Before giving money to any charity, be sure to research the organization or individual asking for donations. Do not give your personal or financial information over the phone to a stranger asking for donations to an unfamiliar charity or on behalf of an individual that you do not know.
COVID-19 Home Test Kits
Scammers have been contacting seniors via telephone calls or text messages offering phony coronavirus test kits. Sometimes, scammers pose as a representative from the U.S. Centers for Medicare and Medicaid Services (CMS) and claim that CMS will pay for the COVID-19 tests. But first, the scammer tells seniors to verify their identity by providing their Medicare account number or Social Security number. Another twist to the scam is offering to mail the tests to the senior’s home and asking for their address and credit card information.
Sometimes, con artists go door-to-door and offer to give residents a test. After swabbing the homeowner’s nose, the con artist will ask for payment.

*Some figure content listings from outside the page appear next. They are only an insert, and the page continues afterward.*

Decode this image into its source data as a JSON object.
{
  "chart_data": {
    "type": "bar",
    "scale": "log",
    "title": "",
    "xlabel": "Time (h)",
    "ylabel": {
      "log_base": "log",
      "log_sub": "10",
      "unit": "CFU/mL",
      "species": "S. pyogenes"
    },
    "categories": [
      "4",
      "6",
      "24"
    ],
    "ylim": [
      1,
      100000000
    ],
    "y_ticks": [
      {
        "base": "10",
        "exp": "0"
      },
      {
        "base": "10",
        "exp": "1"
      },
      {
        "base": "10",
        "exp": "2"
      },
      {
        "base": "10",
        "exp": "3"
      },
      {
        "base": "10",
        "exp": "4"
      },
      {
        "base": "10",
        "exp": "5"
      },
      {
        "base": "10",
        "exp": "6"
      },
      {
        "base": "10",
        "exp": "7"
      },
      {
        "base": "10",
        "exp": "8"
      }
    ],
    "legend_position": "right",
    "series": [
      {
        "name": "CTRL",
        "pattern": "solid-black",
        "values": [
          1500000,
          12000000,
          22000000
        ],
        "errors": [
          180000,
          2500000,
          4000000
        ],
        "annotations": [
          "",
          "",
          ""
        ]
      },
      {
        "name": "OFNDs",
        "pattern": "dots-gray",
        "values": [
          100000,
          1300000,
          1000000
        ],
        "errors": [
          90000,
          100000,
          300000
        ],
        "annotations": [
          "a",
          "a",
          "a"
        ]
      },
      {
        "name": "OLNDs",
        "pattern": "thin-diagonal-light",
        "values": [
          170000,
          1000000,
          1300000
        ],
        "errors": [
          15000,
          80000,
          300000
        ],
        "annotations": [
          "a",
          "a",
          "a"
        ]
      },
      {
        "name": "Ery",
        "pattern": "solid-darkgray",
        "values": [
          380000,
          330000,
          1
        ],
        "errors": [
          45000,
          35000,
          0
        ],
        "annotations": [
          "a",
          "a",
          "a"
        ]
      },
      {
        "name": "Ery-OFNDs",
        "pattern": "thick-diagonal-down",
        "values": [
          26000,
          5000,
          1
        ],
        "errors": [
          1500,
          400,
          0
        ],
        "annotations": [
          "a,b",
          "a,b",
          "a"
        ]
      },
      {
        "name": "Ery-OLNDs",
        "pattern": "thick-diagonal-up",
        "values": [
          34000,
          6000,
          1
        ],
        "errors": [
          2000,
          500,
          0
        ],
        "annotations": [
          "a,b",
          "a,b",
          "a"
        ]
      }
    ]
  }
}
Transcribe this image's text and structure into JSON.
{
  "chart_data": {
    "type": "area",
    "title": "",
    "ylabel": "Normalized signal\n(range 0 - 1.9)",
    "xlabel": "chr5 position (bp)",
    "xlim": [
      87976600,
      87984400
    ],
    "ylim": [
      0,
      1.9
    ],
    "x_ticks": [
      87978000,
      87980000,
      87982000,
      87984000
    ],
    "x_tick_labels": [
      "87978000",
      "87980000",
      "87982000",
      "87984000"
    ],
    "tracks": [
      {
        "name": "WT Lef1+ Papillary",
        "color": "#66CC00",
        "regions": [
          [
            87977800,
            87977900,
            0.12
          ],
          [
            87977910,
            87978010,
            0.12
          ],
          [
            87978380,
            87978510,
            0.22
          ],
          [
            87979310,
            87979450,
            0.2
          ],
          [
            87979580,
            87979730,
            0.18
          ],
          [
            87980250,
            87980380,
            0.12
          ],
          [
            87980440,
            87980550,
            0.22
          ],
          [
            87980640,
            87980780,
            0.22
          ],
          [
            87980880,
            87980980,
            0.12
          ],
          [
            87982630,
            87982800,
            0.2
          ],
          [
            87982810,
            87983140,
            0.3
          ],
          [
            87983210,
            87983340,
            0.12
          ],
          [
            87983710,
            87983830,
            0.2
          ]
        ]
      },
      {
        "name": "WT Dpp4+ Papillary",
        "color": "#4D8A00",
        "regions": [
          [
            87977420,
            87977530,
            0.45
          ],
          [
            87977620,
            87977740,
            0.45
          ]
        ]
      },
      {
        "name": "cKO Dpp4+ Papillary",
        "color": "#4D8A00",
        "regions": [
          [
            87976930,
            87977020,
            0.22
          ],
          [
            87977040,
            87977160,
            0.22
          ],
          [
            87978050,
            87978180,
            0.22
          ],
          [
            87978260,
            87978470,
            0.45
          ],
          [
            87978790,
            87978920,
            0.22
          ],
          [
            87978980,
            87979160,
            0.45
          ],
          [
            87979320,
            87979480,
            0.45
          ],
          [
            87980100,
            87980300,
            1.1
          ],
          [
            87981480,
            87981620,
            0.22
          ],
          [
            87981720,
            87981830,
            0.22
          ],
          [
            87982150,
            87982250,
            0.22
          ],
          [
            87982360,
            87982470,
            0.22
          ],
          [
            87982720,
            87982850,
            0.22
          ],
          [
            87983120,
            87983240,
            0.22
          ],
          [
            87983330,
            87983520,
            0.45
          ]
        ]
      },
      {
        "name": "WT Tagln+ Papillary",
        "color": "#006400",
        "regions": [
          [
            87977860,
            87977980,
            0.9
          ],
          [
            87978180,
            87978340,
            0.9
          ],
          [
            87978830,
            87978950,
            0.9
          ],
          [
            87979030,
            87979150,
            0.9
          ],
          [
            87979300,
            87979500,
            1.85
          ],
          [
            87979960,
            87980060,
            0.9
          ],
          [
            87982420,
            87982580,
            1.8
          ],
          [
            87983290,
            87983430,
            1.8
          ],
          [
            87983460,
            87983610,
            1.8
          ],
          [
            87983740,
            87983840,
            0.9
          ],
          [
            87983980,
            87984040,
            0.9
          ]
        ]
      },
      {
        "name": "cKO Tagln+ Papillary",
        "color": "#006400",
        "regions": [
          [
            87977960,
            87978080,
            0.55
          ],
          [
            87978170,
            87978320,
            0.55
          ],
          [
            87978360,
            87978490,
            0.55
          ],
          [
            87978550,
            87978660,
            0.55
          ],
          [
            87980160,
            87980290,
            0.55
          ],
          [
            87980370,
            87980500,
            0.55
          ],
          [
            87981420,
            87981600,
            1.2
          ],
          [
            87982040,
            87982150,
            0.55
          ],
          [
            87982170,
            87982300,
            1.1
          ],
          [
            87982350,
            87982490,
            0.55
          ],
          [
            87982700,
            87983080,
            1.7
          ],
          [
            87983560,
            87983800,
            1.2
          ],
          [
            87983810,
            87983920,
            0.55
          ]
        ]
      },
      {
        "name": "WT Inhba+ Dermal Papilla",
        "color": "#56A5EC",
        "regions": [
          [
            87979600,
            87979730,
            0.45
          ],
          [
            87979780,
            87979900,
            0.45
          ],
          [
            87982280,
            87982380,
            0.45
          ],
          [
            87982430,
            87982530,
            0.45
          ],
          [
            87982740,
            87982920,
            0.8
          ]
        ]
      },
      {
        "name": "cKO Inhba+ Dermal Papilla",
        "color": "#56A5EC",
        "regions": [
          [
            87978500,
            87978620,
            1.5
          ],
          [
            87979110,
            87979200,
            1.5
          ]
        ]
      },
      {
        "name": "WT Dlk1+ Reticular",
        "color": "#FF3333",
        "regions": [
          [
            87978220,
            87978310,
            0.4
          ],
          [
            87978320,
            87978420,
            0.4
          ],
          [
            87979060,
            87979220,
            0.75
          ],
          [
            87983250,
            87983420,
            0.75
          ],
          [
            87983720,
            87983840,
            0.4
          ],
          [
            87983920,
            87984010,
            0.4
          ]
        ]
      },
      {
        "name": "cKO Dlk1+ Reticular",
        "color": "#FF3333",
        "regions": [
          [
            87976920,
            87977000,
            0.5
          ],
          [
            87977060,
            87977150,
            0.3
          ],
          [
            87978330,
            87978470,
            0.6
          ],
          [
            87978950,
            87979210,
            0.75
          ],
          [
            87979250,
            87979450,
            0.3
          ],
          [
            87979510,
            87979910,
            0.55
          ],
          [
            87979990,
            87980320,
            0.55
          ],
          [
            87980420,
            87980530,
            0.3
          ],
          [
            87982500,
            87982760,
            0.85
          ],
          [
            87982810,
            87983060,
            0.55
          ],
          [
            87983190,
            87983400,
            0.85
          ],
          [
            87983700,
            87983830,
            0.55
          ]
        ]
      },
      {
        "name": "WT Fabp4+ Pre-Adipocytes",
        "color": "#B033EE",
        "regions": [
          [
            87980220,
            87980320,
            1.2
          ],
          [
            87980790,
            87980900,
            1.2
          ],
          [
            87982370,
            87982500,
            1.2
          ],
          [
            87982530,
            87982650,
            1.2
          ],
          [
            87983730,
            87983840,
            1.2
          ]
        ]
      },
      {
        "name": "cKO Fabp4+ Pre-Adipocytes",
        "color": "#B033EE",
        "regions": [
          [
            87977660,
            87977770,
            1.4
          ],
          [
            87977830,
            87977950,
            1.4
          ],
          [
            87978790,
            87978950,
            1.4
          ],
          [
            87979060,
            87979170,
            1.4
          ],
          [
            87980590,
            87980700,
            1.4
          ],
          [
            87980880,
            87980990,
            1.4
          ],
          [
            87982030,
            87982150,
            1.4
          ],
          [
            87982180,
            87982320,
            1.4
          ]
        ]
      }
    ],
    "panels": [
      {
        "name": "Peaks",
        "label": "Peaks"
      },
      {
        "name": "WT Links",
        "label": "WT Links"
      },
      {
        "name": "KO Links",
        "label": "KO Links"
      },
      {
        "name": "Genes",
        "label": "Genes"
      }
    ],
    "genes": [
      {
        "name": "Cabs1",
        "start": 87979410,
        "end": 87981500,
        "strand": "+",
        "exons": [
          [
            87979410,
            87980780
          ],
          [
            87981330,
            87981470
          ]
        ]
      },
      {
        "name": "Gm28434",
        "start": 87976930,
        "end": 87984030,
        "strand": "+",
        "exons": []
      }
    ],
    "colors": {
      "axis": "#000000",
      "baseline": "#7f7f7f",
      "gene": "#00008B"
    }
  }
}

Seniors are advised not to give out personal and financial information to individuals offering home COVID-19 test kits. Seniors who want to get a COVID-19 test should call their doctor or local health department for information on how to get tested.
How to Avoid COVID-19 Scams
- Do not click on links or open email attachments from unknown or unverified sources.
- Do not send cash, wire transfers, or gift cards to companies, organizations, or individuals you do not know. If you are suspicious about a donation request, research the entities or individuals asking for a donation before sending money.
- Know who you’re buying from. Sellers claim to have COVID-19 related products or medical supplies, when, in fact, they do not. Order supplies or products from businesses that you are familiar with, such as local grocery stores, and other legitimate retailers, drug stores, and medical supply companies.
- Hang up on robocalls. If you answer the phone and hear a recorded message instead of a live person, it’s a robocall. Do not follow the direction to press buttons. A robocall message trying to sell you something is illegal unless you gave the company permission to contact you that way, the Federal Trade Commission (FTC) says.
If you believe that you are a victim of a scam, AARP encourages you to report fraud by calling AARP’s Fraud Watch Network Helpline at 877-908-3360 or file a complaint with the FTC by calling 877-382-4357 or visit ftc.gov/complaint.